Hepatitis C Virus
Robert Hindes, MD, started his career as an infectious diseases consultant at Danbury Hospital and New Milford Hospital in Connecticut. A co-founder of Trek Therapeutics, Robert Hindes, MD, now oversees the development of medicines to treat several acute and chronic viral infections.
Trek Therapeutics primary current focus is on treatments for the hepatitis C virus (HCV). The risk of contracting HCV can be reduced with common sense preventative measures:
1. Avoid exposure to blood. HCV usually spreads when the blood of an infected person enters the bloodstream of an uninfected individual. Individuals who work in the medical profession should wear protective clothing and gear that minimize the chance of direct contact with blood or body fluids.
2. Refrain from sharing personal care products. Razors and toothbrushes may spread the infection through razor cuts or bleeding gums. Even a small amount of blood can infect another person, so individuals should use their own personal care products.
3. Practice safe sex.
4. Make sure that tattoos and piercings are administered by experienced practitioners using sterilized instruments. Tattoo and piercing parlors that fail to follow appropriate sanitary procedures can spread HCV through the use of contaminated needles. Conduct thorough research on parlors before you get a tattoo or piercing, and make sure the artist you choose can produce his or her license.
hepatitis C virus
Having previously functioned as an infectious disease consultant at Danbury and New Milford Hospital in Connecticut while teaching at Yale University and New York Medical College, Robert Hindes, MD, serves as the chief medical officer of Trek Therapeutics. In his leadership role with the pharmaceutical developer, Robert Hindes, MD, oversees Phase II clinical trials for a next-generation treatment for hepatitis C virus, with a plan to develop affordable drugs for patients without access to effective therapies..

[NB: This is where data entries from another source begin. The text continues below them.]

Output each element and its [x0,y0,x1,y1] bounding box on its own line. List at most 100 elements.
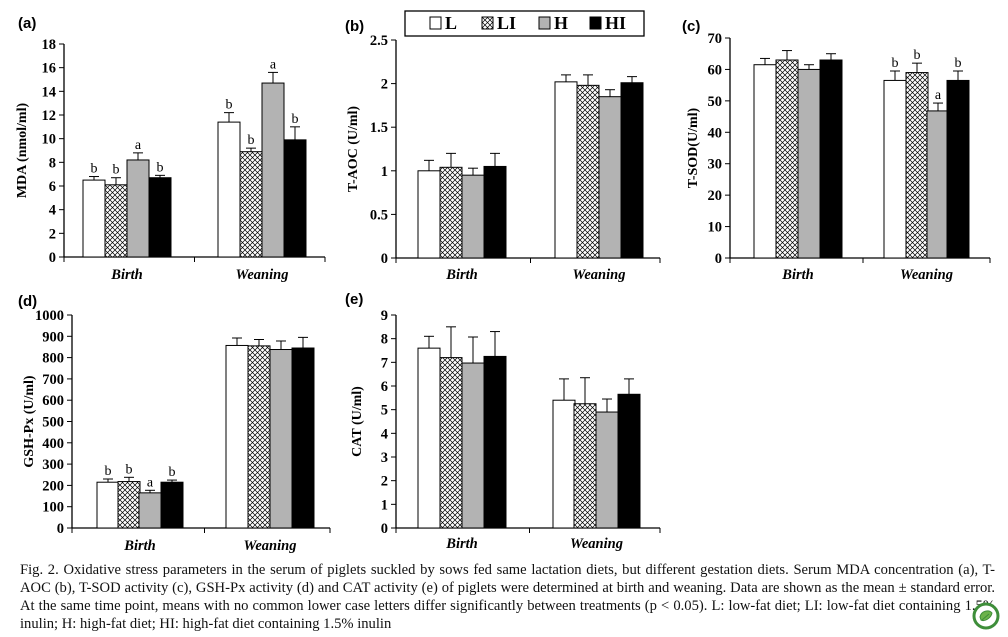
y-tick-label: 20 [708,188,723,204]
chart-panel-4: (e) CAT (U/ml) 0 1 2 3 4 5 6 7 8 9 Birth Weaning [345,291,661,552]
y-tick-label: 1 [381,497,388,513]
bar-li-weaning [573,403,597,529]
bar-l-birth [417,170,441,259]
green-circle-logo-icon [972,602,1000,630]
bar-l-birth [753,64,777,259]
bar-hi-birth [160,481,184,529]
y-tick-label: 60 [708,62,723,78]
chart-panel-1: (b) T-AOC (U/ml) 0 0.5 1 1.5 2 2.5 Birth Weaning [345,18,661,283]
y-tick-label: 0 [57,521,64,537]
legend-swatch-l [429,16,442,30]
y-axis-label: GSH-Px (U/ml) [22,375,37,467]
bar-hi-birth [148,177,172,258]
significance-letter: b [914,48,921,63]
bar-hi-birth [483,355,507,529]
bar-l-weaning [225,344,249,529]
y-tick-label: 2.5 [370,33,388,49]
y-tick-label: 600 [42,393,64,409]
significance-letter: b [226,98,233,113]
y-tick-label: 0 [381,521,388,537]
panel-label: (a) [18,15,36,32]
significance-letter: b [169,465,176,480]
bar-h-birth [797,68,821,259]
y-tick-label: 4 [381,426,388,442]
y-tick-label: 6 [381,379,388,395]
x-category-label: Birth [445,267,477,283]
y-axis-label: MDA (nmol/ml) [15,103,30,199]
legend-swatch-li [481,16,494,30]
y-tick-label: 900 [42,329,64,345]
bar-li-birth [104,184,128,258]
panel-label: (b) [345,18,364,35]
y-tick-label: 800 [42,351,64,367]
bar-l-weaning [552,399,576,529]
x-category-label: Birth [781,267,813,283]
bar-h-weaning [269,349,293,529]
y-tick-label: 1000 [35,308,64,324]
y-tick-label: 6 [49,179,56,195]
y-tick-label: 200 [42,478,64,494]
significance-letter: a [270,57,277,72]
bar-li-weaning [905,72,929,259]
y-tick-label: 500 [42,415,64,431]
y-tick-label: 30 [708,157,723,173]
x-category-label: Weaning [570,536,623,552]
y-tick-label: 12 [42,108,57,124]
chart-panel-0: (a) MDA (nmol/ml) 0 2 4 6 8 10 12 14 16 18 Birth Wean… [15,15,326,283]
bar-li-weaning [247,345,271,529]
y-tick-label: 300 [42,457,64,473]
panel-label: (d) [18,293,37,310]
bar-l-birth [417,347,441,529]
significance-letter: b [105,464,112,479]
y-axis-label: CAT (U/ml) [350,386,365,457]
legend-label-l: L [445,13,457,33]
y-tick-label: 40 [708,125,723,141]
y-tick-label: 50 [708,94,723,110]
significance-letter: b [955,56,962,71]
bar-hi-weaning [283,139,307,258]
y-tick-label: 0 [715,251,722,267]
panel-label: (c) [682,18,700,35]
bar-l-weaning [883,79,907,259]
significance-letter: b [126,462,133,477]
x-category-label: Birth [445,536,477,552]
legend: L LI H HI [404,10,645,37]
significance-letter: b [113,163,120,178]
bar-li-birth [775,59,799,259]
figure-caption: Fig. 2. Oxidative stress parameters in t… [20,562,995,632]
bar-l-weaning [554,81,578,259]
legend-box [404,10,645,37]
legend-label-h: H [554,13,568,33]
significance-letter: b [292,112,299,127]
y-tick-label: 8 [381,332,388,348]
y-tick-label: 1 [381,164,388,180]
significance-letter: a [147,475,154,490]
x-category-label: Weaning [236,267,289,283]
bar-li-weaning [239,151,263,258]
y-tick-label: 0 [381,251,388,267]
bar-h-weaning [595,411,619,529]
panel-label: (e) [345,291,363,308]
significance-letter: a [935,88,942,103]
bar-hi-birth [819,59,843,259]
bar-hi-weaning [946,79,970,259]
y-tick-label: 3 [381,450,388,466]
bar-h-birth [138,492,162,529]
x-category-label: Weaning [573,267,626,283]
bar-h-weaning [598,96,622,259]
significance-letter: b [892,56,899,71]
y-tick-label: 7 [381,355,388,371]
bar-li-birth [117,481,141,529]
y-tick-label: 2 [49,226,56,242]
y-tick-label: 700 [42,372,64,388]
bar-li-birth [439,357,463,529]
bar-hi-birth [483,165,507,259]
y-axis-label: T-AOC (U/ml) [346,106,361,193]
y-tick-label: 10 [42,132,57,148]
bar-h-weaning [926,110,950,259]
y-tick-label: 10 [708,220,723,236]
y-tick-label: 4 [49,203,56,219]
x-category-label: Weaning [900,267,953,283]
y-tick-label: 8 [49,155,56,171]
y-tick-label: 1.5 [370,120,388,136]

The primary objective of Phase II clinical trials is to establish the safety and therapeutic efficacy of a drug. Most importantly, companies must use Phase II trials to demonstrate a measurable benefit to the patient. Drugs in Phase II trials must also produce a primary response in the intended target; for example, an anti-cancer drug must actually display anti-cancer properties. Finally, Phase II trials enable researchers to expand the toxicological and pharmacological data collected in Phase I.
In terms of structure, Phase II clinical trials typically recruit approximately 100 to 200 subjects, but this number varies greatly among studies. Due to the relatively small sample sizes, the success of drugs in Phase II trials is assessed by observed differences between the drug(s) being studied and the placebo or active control arm, and generally not by statistical comparisons. Commonly referred to as “pilot” studies or proof-of-concept studies, Phase II trials determine whether a drug is a good candidate for larger, statistically powered Phase III trials in a larger population.
A graduate of Rutgers New Jersey Medical School, Robert Hindes, MD, has dedicated over two decades to the study of infectious diseases. He currently oversees the clinical development of innovative hepatitis C medications as chief medical officer at Trek Therapeutics, having previously served as vice president of clinical development at Pharmasset. In that role, Robert Hindes, MD, played a leading role in the development of a nucleotide analog for hepatitis C virus (HCV), which resulted in breakthrough drug regimens for the treatment of the highly prevalent infectious disease.
Nucleotides are one of the key building blocks of the human body. Each comprising a five-carbon sugar, a nitrogenous base, and one or more phosphate groups, the molecules combine in linear polymers to form nucleic acids such as DNA and RNA. Nucleotides indirectly play a role in the fight against infectious diseases.
Certain antiviral drugs, known as nucleotide analogs, are designed to appear to viruses as nucleotides. Because nucleotide analogs have the potential to stop viruses from replicating, they have contributed to effective therapies for viral diseases including HIV and herpes. In the case of HCV, nucleotide analogs can facilitate chain termination regardless of the HCV genotype, encouraging viral suppression while limiting viral resistance. While this strategy amounts to suppressive therapy in the case of HIV, herpes, and hepatitis B, the combination of viral suppression and a high barrier to resistance, along with unique properties of the hepatitis C virus, allow patients with HCV infection to be cured.